Der Aufschwung der deutschen Wirtschaft setzt sich fort, allerdings ohne das Rekordtempo zu halten: Das Bruttoinlandsprodukt legte im dritten Quartal um 0,7 Prozent im Vergleich zum Vorquartal zu. Dank der guten Konjunktur muss der Bund 2011 deutlich weniger Schulden aufnehmen als bisher vorgesehen.

Der Aufschwung der deutschen Wirtschaft setzt sich mit abgeschwächtem Tempo fort. Wie das Statistische Bundesamt am Freitag in Wiesbaden mitteilte, stieg das Bruttoinlandsprodukt (BIP) zwischen Juli und Ende September preis-, saison- und kalenderbereinigt um 0,7 Prozent gegenüber dem Vorquartal. Im zweiten Vierteljahr war die Wirtschaft nach revidierten Zahlen um 2,3 Prozent gewachsen, im ersten Quartal lag der Anstieg bei 0,6 Prozent. Im Vorjahresvergleich legte das BIP im dritten Vierteljahr preisbereinigt um 3,9 Prozent zu, nach 4,1 Prozent zwischen April und Ende Juni.

Dank der konjunkturellen Erholung muss der Bund im kommenden Jahr deutlich weniger Schulden aufnehmen als bisher vorgesehen. Die schwarz-gelbe Koalition einigte sich am frühen Freitagmorgen in Berlin auf die endgültige Fassung des Bundeshaushalts 2011. So liegt die Neuverschuldung 2011 bei 48,4 Milliarden Euro. Dies sind 9,1 Milliarden Euro weniger, als in dem im Juli vom Kabinett verabschiedeten Etatentwurf des Bundesfinanzministeriums vorgesehen waren.
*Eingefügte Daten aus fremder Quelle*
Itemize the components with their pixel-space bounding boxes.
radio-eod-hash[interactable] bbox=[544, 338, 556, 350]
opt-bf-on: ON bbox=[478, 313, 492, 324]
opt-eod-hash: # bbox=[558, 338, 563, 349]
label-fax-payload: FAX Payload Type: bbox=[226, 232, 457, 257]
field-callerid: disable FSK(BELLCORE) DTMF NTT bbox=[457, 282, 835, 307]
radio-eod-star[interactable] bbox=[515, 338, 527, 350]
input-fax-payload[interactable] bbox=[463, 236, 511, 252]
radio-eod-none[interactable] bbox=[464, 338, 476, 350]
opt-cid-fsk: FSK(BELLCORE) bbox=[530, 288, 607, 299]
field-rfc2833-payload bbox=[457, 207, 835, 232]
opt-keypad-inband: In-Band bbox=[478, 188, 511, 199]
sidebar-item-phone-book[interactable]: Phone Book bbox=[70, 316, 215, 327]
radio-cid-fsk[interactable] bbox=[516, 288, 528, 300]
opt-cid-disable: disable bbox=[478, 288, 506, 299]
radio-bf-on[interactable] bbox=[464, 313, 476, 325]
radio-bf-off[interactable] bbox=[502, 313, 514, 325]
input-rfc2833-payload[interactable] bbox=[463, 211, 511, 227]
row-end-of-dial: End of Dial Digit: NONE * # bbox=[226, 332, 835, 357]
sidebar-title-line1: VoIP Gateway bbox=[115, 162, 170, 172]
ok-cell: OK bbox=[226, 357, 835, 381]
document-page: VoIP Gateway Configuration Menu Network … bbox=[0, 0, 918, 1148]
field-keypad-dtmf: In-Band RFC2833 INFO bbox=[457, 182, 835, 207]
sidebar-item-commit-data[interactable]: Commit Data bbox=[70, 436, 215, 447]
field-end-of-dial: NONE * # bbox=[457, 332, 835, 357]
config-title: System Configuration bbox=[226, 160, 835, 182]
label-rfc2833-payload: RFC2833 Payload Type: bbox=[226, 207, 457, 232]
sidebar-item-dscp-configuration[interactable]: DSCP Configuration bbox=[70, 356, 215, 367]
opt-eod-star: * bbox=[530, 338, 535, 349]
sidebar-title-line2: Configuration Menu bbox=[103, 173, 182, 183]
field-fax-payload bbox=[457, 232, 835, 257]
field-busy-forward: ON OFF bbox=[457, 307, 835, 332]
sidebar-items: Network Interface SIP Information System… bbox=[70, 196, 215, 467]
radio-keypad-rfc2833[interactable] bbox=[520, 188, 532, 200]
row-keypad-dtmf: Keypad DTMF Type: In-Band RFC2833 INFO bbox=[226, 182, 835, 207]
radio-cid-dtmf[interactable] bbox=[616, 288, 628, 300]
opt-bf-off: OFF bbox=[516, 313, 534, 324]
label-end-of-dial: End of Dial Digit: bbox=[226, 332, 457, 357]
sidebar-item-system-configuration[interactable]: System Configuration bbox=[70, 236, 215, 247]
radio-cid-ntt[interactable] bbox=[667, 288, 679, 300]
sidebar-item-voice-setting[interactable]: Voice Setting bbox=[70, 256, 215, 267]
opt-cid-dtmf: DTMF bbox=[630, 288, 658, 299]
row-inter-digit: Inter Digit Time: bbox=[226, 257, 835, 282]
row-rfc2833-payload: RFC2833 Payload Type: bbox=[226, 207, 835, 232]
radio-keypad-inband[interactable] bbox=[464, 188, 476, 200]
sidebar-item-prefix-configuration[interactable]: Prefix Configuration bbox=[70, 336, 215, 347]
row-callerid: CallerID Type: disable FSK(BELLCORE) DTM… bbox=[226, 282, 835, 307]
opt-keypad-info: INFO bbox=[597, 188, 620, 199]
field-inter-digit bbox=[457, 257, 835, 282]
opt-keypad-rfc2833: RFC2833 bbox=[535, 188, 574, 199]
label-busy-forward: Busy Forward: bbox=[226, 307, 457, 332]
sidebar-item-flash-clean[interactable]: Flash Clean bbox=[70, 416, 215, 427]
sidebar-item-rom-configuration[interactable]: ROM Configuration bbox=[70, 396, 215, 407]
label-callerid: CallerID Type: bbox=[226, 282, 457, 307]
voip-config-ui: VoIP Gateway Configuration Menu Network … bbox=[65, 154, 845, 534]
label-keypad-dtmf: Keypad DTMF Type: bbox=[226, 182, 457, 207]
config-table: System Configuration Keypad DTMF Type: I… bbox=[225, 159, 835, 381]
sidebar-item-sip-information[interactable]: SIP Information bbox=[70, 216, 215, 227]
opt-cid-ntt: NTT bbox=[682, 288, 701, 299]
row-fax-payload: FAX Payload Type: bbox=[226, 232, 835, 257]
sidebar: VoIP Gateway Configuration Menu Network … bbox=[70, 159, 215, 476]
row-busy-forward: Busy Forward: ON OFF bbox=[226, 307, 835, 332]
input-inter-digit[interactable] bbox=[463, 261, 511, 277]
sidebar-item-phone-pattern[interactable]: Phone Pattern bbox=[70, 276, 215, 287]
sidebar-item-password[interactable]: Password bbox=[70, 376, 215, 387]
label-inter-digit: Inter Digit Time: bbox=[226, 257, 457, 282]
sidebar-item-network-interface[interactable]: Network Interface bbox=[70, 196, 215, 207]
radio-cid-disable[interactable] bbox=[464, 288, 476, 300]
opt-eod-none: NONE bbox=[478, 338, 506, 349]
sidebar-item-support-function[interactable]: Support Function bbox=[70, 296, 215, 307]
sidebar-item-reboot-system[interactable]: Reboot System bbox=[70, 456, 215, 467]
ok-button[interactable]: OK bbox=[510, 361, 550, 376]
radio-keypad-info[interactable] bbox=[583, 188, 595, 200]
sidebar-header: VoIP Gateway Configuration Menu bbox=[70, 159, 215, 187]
Der Haushaltsausschuss des Bundestags vereinbarte auf der sogenannten Bereinigungssitzung zudem, das Gesamtvolumen des Bundeshaushalts im kommenden Jahr auf 305,8 Milliarden Euro zu beschränken. Es liegt damit 4,3 Prozent unter der ursprünglichen Planung. Der Haushaltsausschuss tritt jedes Jahr im Herbst zusammen, um den vom Bundesfinanzminister vorgelegten Etatentwurf der aktuellen Lage anzupassen. Die endgültige Etatfassung wird Ende November dem Bundestag zur abschließenden Entscheidung vorgelegt.